When, at last, we emerge at the top, Dr. Jeelani is encouraged. Much greater expanses of the glacier are revealed, saddled around Kolahoi peak and descending the other side. Although it is still overwhelmingly ablation, there are small accumulation areas tucked into the higher defiles, clinging on in patches of permanent shadow. The glacier’s prospects are still grim, but it looks more hopeful from a scientific point of view. These accumulation areas, though few and far between, can provide a reference point against which Kolahoi’s decline can be measured, analysed and eventually understood.
Until the data is in, of course, no scientist can say for sure what’s causing Kolahoi to melt, or how long it realistically has left. But it’s clearly part of a wider pattern: a microcosm of what’s happening right across the range, a region that stretches from Pakistan to China. Remote sensing tells us that the glaciers of the Himalayas are melting at a faster rate than anywhere else in the world. The Himalayas contain the largest reserves of fresh water outside the polar ice-caps, feeding seven great Asian rivers and regulating water supplies for half a billion people. The humanitarian threat is twofold: an initial massive increase in floods as water is released much more quickly than before, followed by unprecedented droughts as the great rivers run dry.
“The first effect of global warming is on water,” Dr. Jeelani explains as we descend towards the gushing river, milky with sediment from the melting ice. “And Kolahoi is the only permanent source of water for Kashmir. After the snow melts in May or June, that water source is exhausted. What is left? The glacier only. If Kolahoi is not here, if it permanently disappears, there will be no surface water in late summer – even the groundwater will be affected. In a few years, this could go from being a water-rich area to an area of water stress.”
Having seen the lushness of the valley, I find this hard to comprehend. Kashmir is famed for its beauty and fertility; the first thing any Kashmiri will tell you is that this is “Paradise on Earth.” With its cool and shaded Moghul Gardens, lakes and flower-laden shikara boats, its orchards of apples and apricots and abundance of rice and saffron, it’s a stark contrast from neighbouring Ladakh: a virtual moonscape of barren mountains and high-altitude desert. This, of course, is one of the reasons the valley has been so bitterly fought over. But all this beauty depends on water, and the water depends on Kolahoi. It seems painfully clear this “Paradise” might not last much longer.

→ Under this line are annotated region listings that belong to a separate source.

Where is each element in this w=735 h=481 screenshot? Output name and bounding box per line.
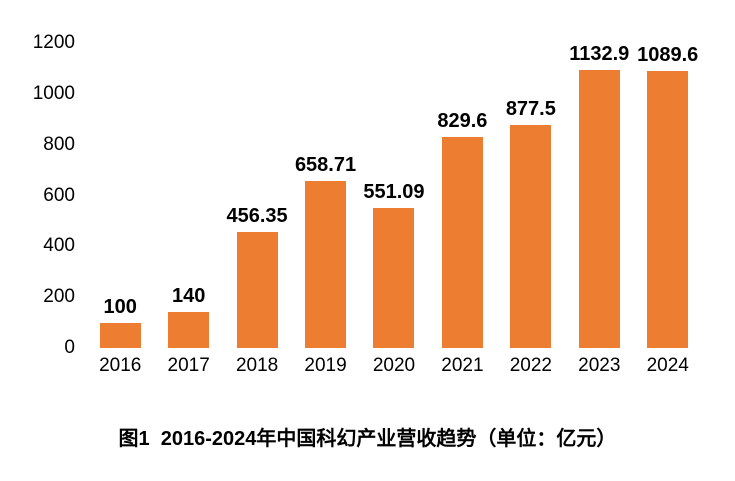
bar-value-label: 100	[103, 295, 137, 318]
x-axis-label: 2019	[304, 355, 347, 376]
bar	[578, 70, 620, 348]
bar-group: 1089.6	[634, 43, 702, 348]
bar-value-label: 877.5	[505, 97, 556, 120]
bar-value-label: 456.35	[226, 205, 288, 228]
plot-area: 100 140 456.35 658.71 551.09 829.6 877.5 1132.9…	[86, 43, 702, 348]
bar	[441, 137, 483, 348]
x-axis-label: 2017	[167, 355, 210, 376]
bar-value-label: 140	[171, 285, 206, 308]
bar	[373, 207, 415, 348]
x-axis: 2016 2017 2018 2019 2020 2021 2022 2023 2024	[86, 355, 702, 377]
x-axis-label: 2021	[441, 355, 484, 376]
bar	[305, 180, 347, 348]
x-axis-label: 2018	[235, 355, 279, 376]
bar-value-label: 551.09	[363, 180, 425, 203]
bar-value-label: 1132.9	[569, 43, 630, 65]
bar-group: 100	[86, 43, 154, 348]
y-axis-tick-label: 800	[43, 133, 75, 155]
y-axis-tick-label: 600	[43, 184, 75, 206]
bar	[168, 312, 210, 348]
bar	[510, 124, 552, 348]
bar-group: 829.6	[428, 43, 496, 348]
bar-group: 877.5	[497, 43, 565, 348]
x-axis-label: 2016	[99, 355, 142, 376]
bar	[236, 232, 278, 348]
y-axis-tick-label: 1200	[32, 32, 75, 53]
y-axis-tick-label: 200	[43, 286, 75, 308]
bar-value-label: 829.6	[437, 110, 488, 133]
bar	[647, 71, 689, 348]
bar-value-label: 1089.6	[637, 44, 699, 67]
y-axis-tick-label: 1000	[32, 82, 75, 104]
y-axis-tick-label: 400	[43, 235, 75, 257]
x-axis-label: 2020	[372, 355, 416, 376]
chart-title: 图1 2016-2024年中国科幻产业营收趋势（单位：亿元）	[118, 428, 617, 450]
bar-group: 456.35	[223, 43, 291, 348]
y-axis-tick-label: 0	[64, 337, 75, 358]
bar-value-label: 658.71	[294, 153, 357, 176]
y-axis: 0 200 400 600 800 1000 1200	[0, 32, 75, 358]
x-axis-label: 2022	[509, 355, 552, 376]
x-axis-label: 2023	[578, 355, 621, 376]
bar	[99, 322, 141, 348]
x-axis-label: 2024	[646, 355, 689, 376]
bar-group: 658.71	[291, 43, 359, 348]
bar-group: 1132.9	[565, 43, 633, 348]
bar-group: 551.09	[360, 43, 428, 348]
bar-group: 140	[154, 43, 222, 348]
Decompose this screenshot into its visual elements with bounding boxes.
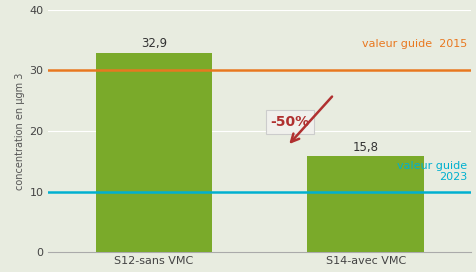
Text: valeur guide  2015: valeur guide 2015 — [361, 39, 466, 49]
Bar — [307, 156, 423, 252]
Text: valeur guide
2023: valeur guide 2023 — [396, 161, 466, 183]
Text: 15,8: 15,8 — [352, 141, 378, 154]
Bar — [96, 53, 212, 252]
Y-axis label: concentration en µgm 3: concentration en µgm 3 — [15, 72, 25, 190]
Text: 32,9: 32,9 — [141, 37, 167, 50]
Text: -50%: -50% — [270, 115, 309, 129]
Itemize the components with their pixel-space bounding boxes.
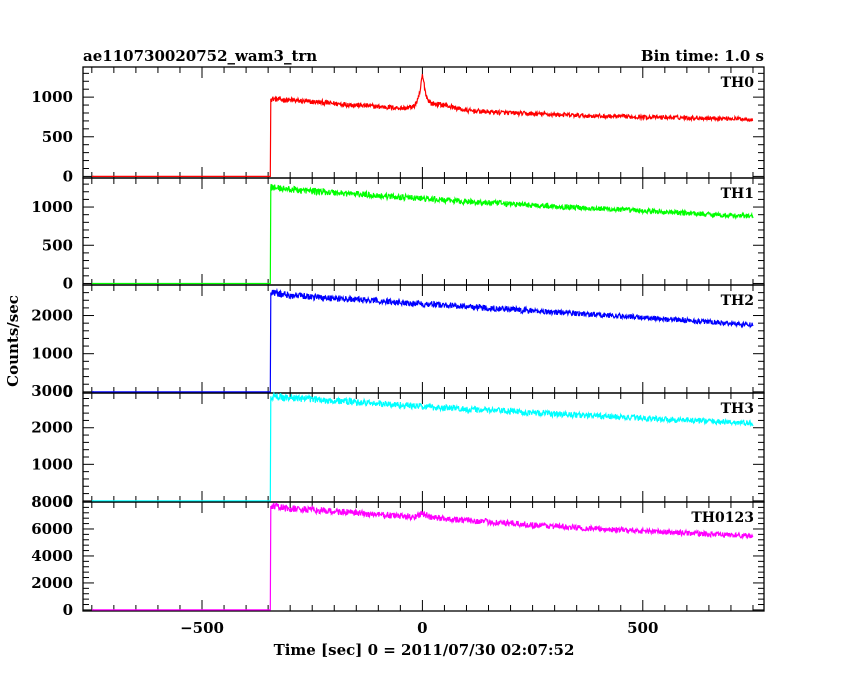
y-tick-label-th0: 500 — [42, 128, 73, 146]
y-tick-label-th0123: 4000 — [31, 547, 73, 565]
panel-label-th3: TH3 — [721, 401, 754, 417]
panel-th0123: 0 2000 4000 6000 8000 TH0123 — [31, 493, 765, 619]
y-tick-label-th0: 0 — [63, 167, 73, 185]
bin-time-label: Bin time: 1.0 s — [641, 47, 764, 65]
y-tick-label-th0: 1000 — [31, 88, 73, 106]
y-tick-label-th0123: 8000 — [31, 493, 73, 511]
y-tick-label-th1: 1000 — [31, 198, 73, 216]
panel-frame-th0123 — [82, 501, 765, 612]
panel-frame-th1 — [82, 177, 765, 286]
series-line-th1 — [91, 183, 754, 285]
panel-th0: 0 500 1000 TH0 — [31, 66, 765, 185]
panel-label-th1: TH1 — [721, 186, 754, 202]
panel-th3: 0 1000 2000 3000 TH3 — [31, 382, 765, 510]
y-tick-label-th2: 2000 — [31, 307, 73, 325]
y-tick-label-th3: 2000 — [31, 419, 73, 437]
series-line-th0 — [91, 74, 754, 177]
chart-title: ae110730020752_wam3_trn — [83, 47, 317, 65]
y-tick-label-th0123: 0 — [63, 601, 73, 619]
panel-label-th0123: TH0123 — [691, 510, 754, 526]
y-axis-title: Counts/sec — [4, 295, 22, 387]
y-tick-label-th2: 1000 — [31, 345, 73, 363]
y-tick-label-th3: 0 — [63, 492, 73, 510]
x-tick-label: −500 — [180, 619, 224, 637]
panel-label-th0: TH0 — [721, 75, 755, 91]
series-line-th3 — [91, 391, 754, 502]
series-line-th0123 — [91, 502, 754, 611]
y-tick-label-th0123: 6000 — [31, 520, 73, 538]
panel-th1: 0 500 1000 TH1 — [31, 177, 765, 292]
panel-th2: 0 1000 2000 TH2 — [31, 284, 765, 401]
x-axis-title: Time [sec] 0 = 2011/07/30 02:07:52 — [274, 641, 575, 659]
x-tick-label: 500 — [627, 619, 658, 637]
y-tick-label-th2: 0 — [63, 383, 73, 401]
y-tick-label-th0123: 2000 — [31, 574, 73, 592]
y-tick-label-th1: 500 — [42, 236, 73, 254]
y-tick-label-th1: 0 — [63, 274, 73, 292]
x-tick-label: 0 — [417, 619, 427, 637]
y-tick-label-th3: 3000 — [31, 382, 73, 400]
panel-label-th2: TH2 — [721, 293, 754, 309]
series-line-th2 — [91, 287, 754, 393]
panels-layer: 0 500 1000 TH0 0 500 1000 TH1 0 1000 2000 TH2 0 1000 2… — [31, 66, 765, 637]
y-tick-label-th3: 1000 — [31, 455, 73, 473]
panel-frame-th0 — [82, 66, 765, 179]
panel-frame-th2 — [82, 284, 765, 394]
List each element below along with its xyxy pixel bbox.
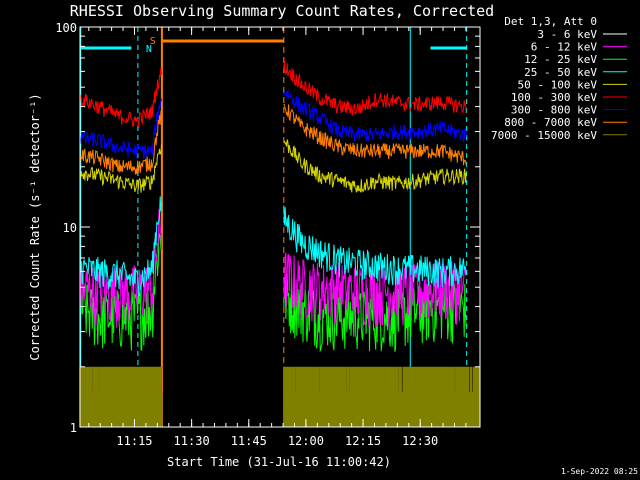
chart-title: RHESSI Observing Summary Count Rates, Co… <box>70 2 494 20</box>
x-tick-label: 11:15 <box>116 434 152 448</box>
timestamp: 1-Sep-2022 08:25 <box>561 467 638 476</box>
series-trace <box>283 205 467 288</box>
series-trace <box>79 196 163 298</box>
series-300-800-kev <box>79 90 467 159</box>
legend-label: 7000 - 15000 keV <box>491 129 597 142</box>
series-50-100-kev <box>79 139 467 194</box>
series-trace <box>79 143 163 193</box>
legend-label: 50 - 100 keV <box>518 78 598 91</box>
series-trace <box>79 110 162 175</box>
series-800-7000-kev <box>79 103 467 175</box>
series-trace <box>283 90 467 143</box>
legend-label: 300 - 800 keV <box>511 104 597 117</box>
y-tick-label: 10 <box>63 221 77 235</box>
series-trace <box>283 366 481 427</box>
axis-ticks: 11:15 11:30 11:45 12:00 12:15 12:30 1 10 100 <box>55 21 480 448</box>
night-flag-label: N <box>146 44 152 55</box>
legend-label: 100 - 300 keV <box>511 91 597 104</box>
series-trace <box>283 60 467 116</box>
x-tick-label: 12:00 <box>288 434 324 448</box>
x-tick-label: 12:30 <box>402 434 438 448</box>
x-tick-label: 11:30 <box>174 434 210 448</box>
legend-label: 6 - 12 keV <box>531 41 598 54</box>
legend-label: 12 - 25 keV <box>524 53 597 66</box>
series-trace <box>79 98 163 159</box>
legend-label: 25 - 50 keV <box>524 66 597 79</box>
saa-flag-label: S <box>150 36 156 47</box>
series-100-300-kev <box>79 60 467 129</box>
y-tick-label: 1 <box>70 421 77 435</box>
series-trace <box>283 273 467 353</box>
series-trace <box>79 366 163 427</box>
plot-data <box>79 60 481 427</box>
series-trace <box>283 139 467 194</box>
x-axis-label: Start Time (31-Jul-16 11:00:42) <box>167 455 391 469</box>
y-tick-label: 100 <box>55 21 77 35</box>
series-trace <box>283 103 467 166</box>
series-trace <box>79 68 163 129</box>
series-25-50-kev <box>79 196 467 298</box>
series-trace <box>79 209 163 328</box>
legend-label: 3 - 6 keV <box>537 28 597 41</box>
legend-label: 800 - 7000 keV <box>504 116 597 129</box>
x-tick-label: 12:15 <box>345 434 381 448</box>
series-7000-15000-kev <box>79 366 481 427</box>
x-tick-label: 11:45 <box>231 434 267 448</box>
series-6-12-kev <box>79 209 467 328</box>
legend-header: Det 1,3, Att 0 <box>504 15 597 28</box>
y-axis-label: Corrected Count Rate (s⁻¹ detector⁻¹) <box>28 93 42 360</box>
series-trace <box>283 252 467 328</box>
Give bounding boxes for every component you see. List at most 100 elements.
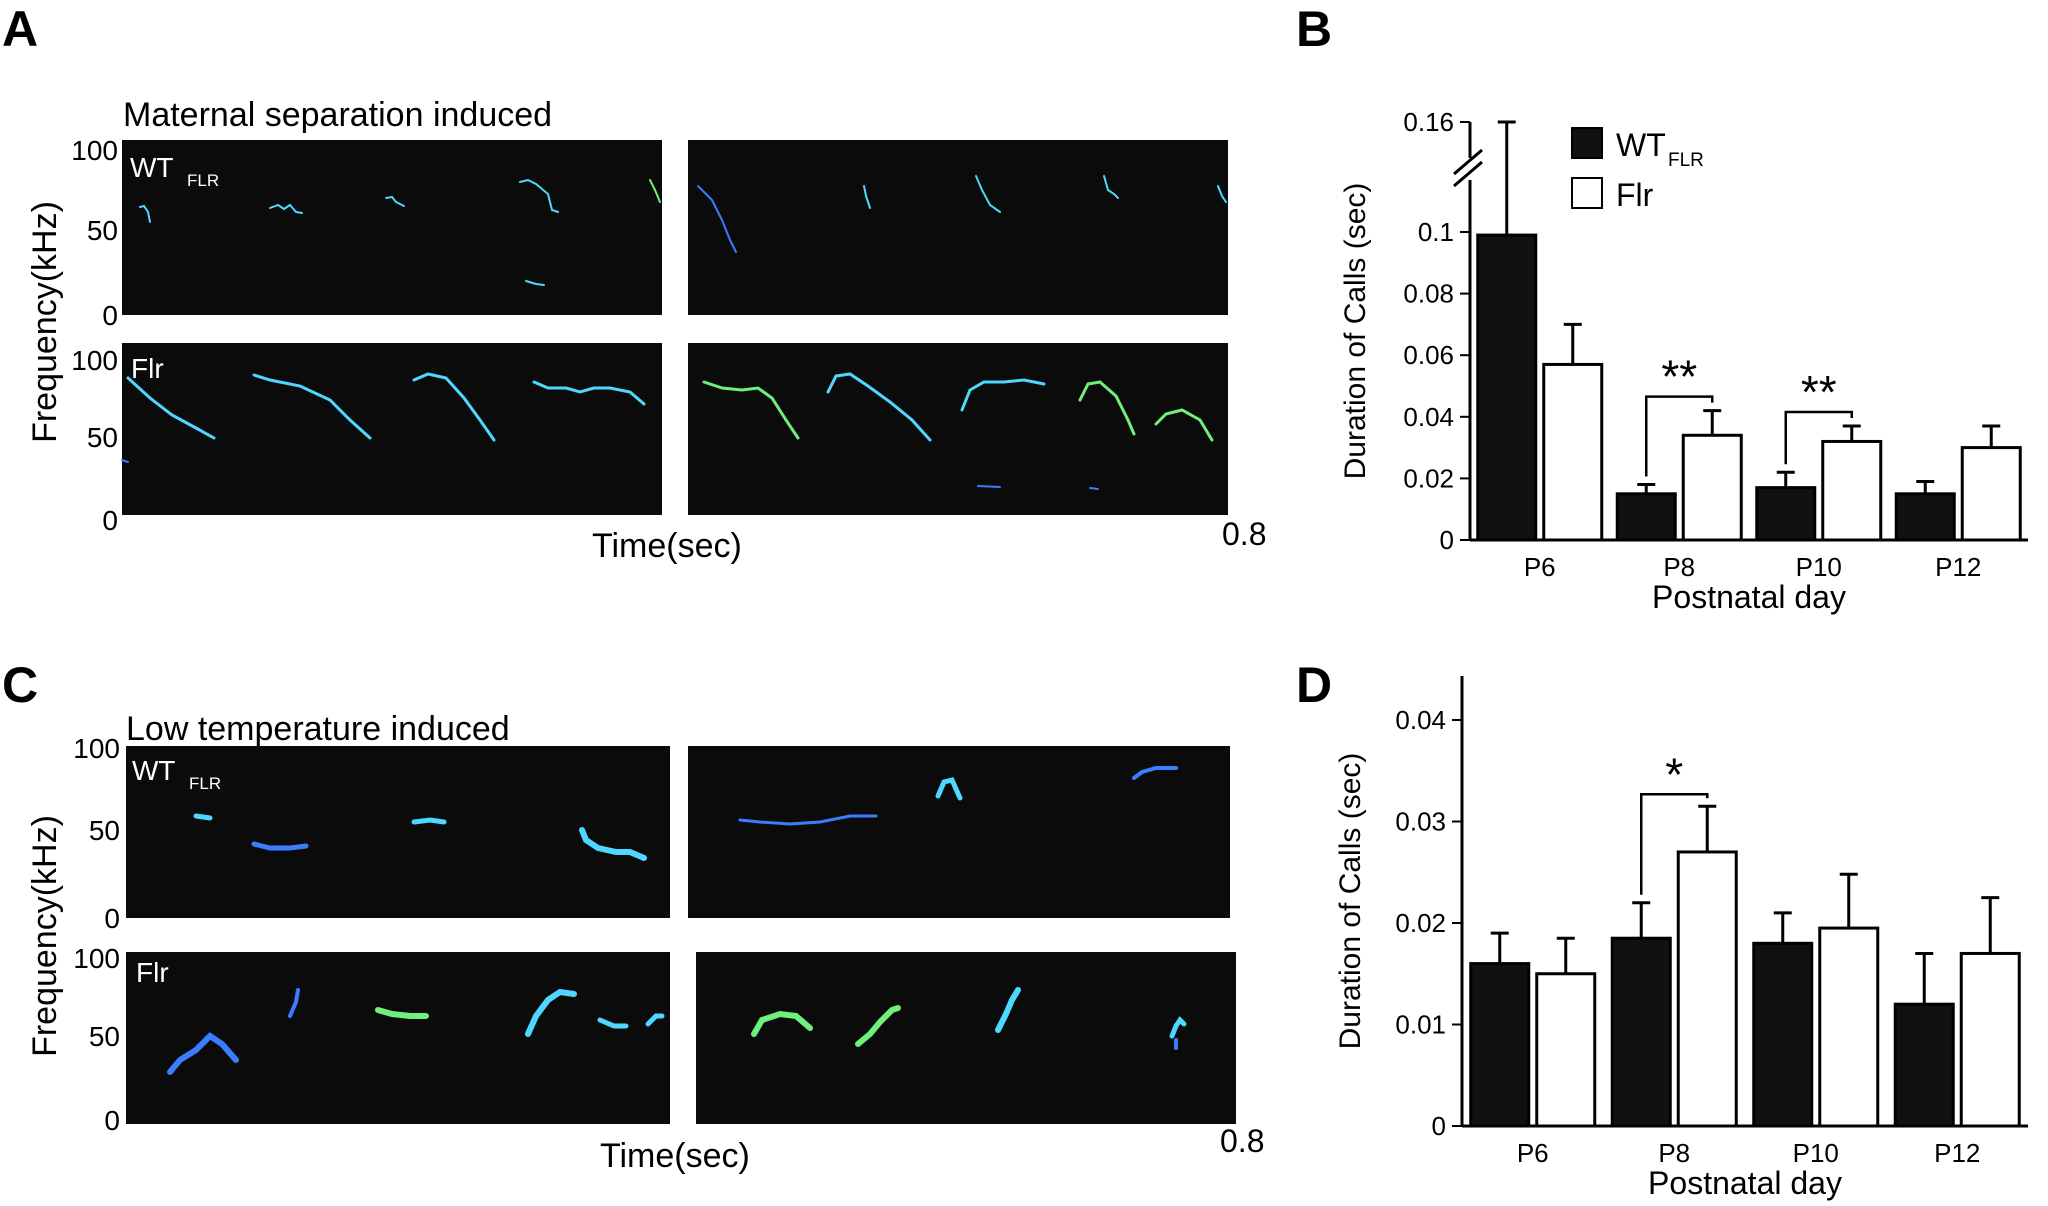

But why, I ask, if the threat is so serious, is the government not paying more attention? “We are doing this on our own,” shrugs the Professor, “the government are hardly bothered.” “It has not truly affected people yet,” Dr. Jeelani adds. “Only for a couple of years, there have been some problems. When it starts affecting millions of people, then the government might take notice.”
By then, he does not need to add, it will be far too late.
Down below, our camp is cleared, the ponies packed for the journey home. We’re leaving Kolahoi for now, descending to softer, greener country and irrigated fields. Before we depart, I try to imagine how this valley looked just a decade ago, when the rocks that litter the ground at my feet were still suspended in ice. Ten years before that, the glacier’s snout reached even further down the valley. And if, by chance, I return in ten more years – perhaps through a valley whose rivers are dry, its gardens and orchards wilted – then the ice will be gone altogether, leaving only rock.